What if folding chairs are kept in a locked storeroom? Can the association charge the person to have staff setup the chairs? Yes. What if the staff are on payroll so it does not cost the association anything extra? Good question.
I don’t like this statute. It is very intrusive and has a lot of unknowns that may require judicial intervention.
Director’s Term. My question arises from the “Reconvened Term” question in your January 28 Newsletter. If the board member’s term starts on the date when the person is elected, when does it end? If a director’s term is one year, does the term end a year after it began or when the next annual meeting is held? In other words, does the annual meeting date have to be pushed back so the director gets a full one-year term?
I think you would agree that a delay in holding the election does not change when annual meetings are held or when board terms end. Thus, for example, if a reconvened meeting delays an election from its usual annual meeting date in May to sometime in June or even later, that director’s term will still end the following May, assuming the association is able to meet the quorum and holds an election. -Jay H.
RESPONSE: You nailed it.
Rentals. I read your website regarding the percentage of renters and its impact on the association. Once a complex is near 50% renters because original docs have no restrictions, is there anyway to reverse that percentage when we restate our governing docs? Can we set a limit at 10% in the restatement which would then apply to/restrict any new owners once implemented? -Steven S.
RESPONSE: When you have a high population of renters in a development, I’ve found caps hard to pass and to enforce. I think the only real chance you have is to adopt an amendment that requires new owners to live in their unit as their primary residence for at least two years before they can rent out their unit. Over time, the population will change from renters to owner occupants and you will see an increase in property values.
Forcing Legislators to live in HOAs. I love reading your Newsletters–they bring common sense to readers. With all the new laws, how can managers manage anymore? Lawmakers should be forced to lived in a homeowners’ association.

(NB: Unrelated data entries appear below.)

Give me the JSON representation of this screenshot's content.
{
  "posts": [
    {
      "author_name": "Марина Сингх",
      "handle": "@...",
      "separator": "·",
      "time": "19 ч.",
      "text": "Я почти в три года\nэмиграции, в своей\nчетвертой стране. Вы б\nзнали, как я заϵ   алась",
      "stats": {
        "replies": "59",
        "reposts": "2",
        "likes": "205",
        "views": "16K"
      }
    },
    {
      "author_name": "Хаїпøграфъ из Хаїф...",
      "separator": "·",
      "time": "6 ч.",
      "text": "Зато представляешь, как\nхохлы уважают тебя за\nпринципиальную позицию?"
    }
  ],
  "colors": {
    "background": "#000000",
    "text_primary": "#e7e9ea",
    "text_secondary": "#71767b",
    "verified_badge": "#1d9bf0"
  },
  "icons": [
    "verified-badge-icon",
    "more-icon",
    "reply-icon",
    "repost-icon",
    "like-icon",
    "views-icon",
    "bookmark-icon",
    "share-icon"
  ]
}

Who is going to check if a resident has diarrhea before going into the pool? We are not allowed to ask residents to stop dangerous activities such as riding bikes on sidewalks, climbing trees, driving too fast, and so on or Fair Housing will sue the association.
Yesterday, a lady in her fifties was at the pool with the top of her bathing undone and bottom two sizes too small showing her backside–not a good look for her. I nicely asked that she please tie the top and pull up the bottom of the suit. She said I was harassing her. -Karen E.
RESPONSE: Requiring all politicians be subject to the laws they create would drastically reduce the number of new laws and make them more reasonable. If you are circulating a petition, I will sign it.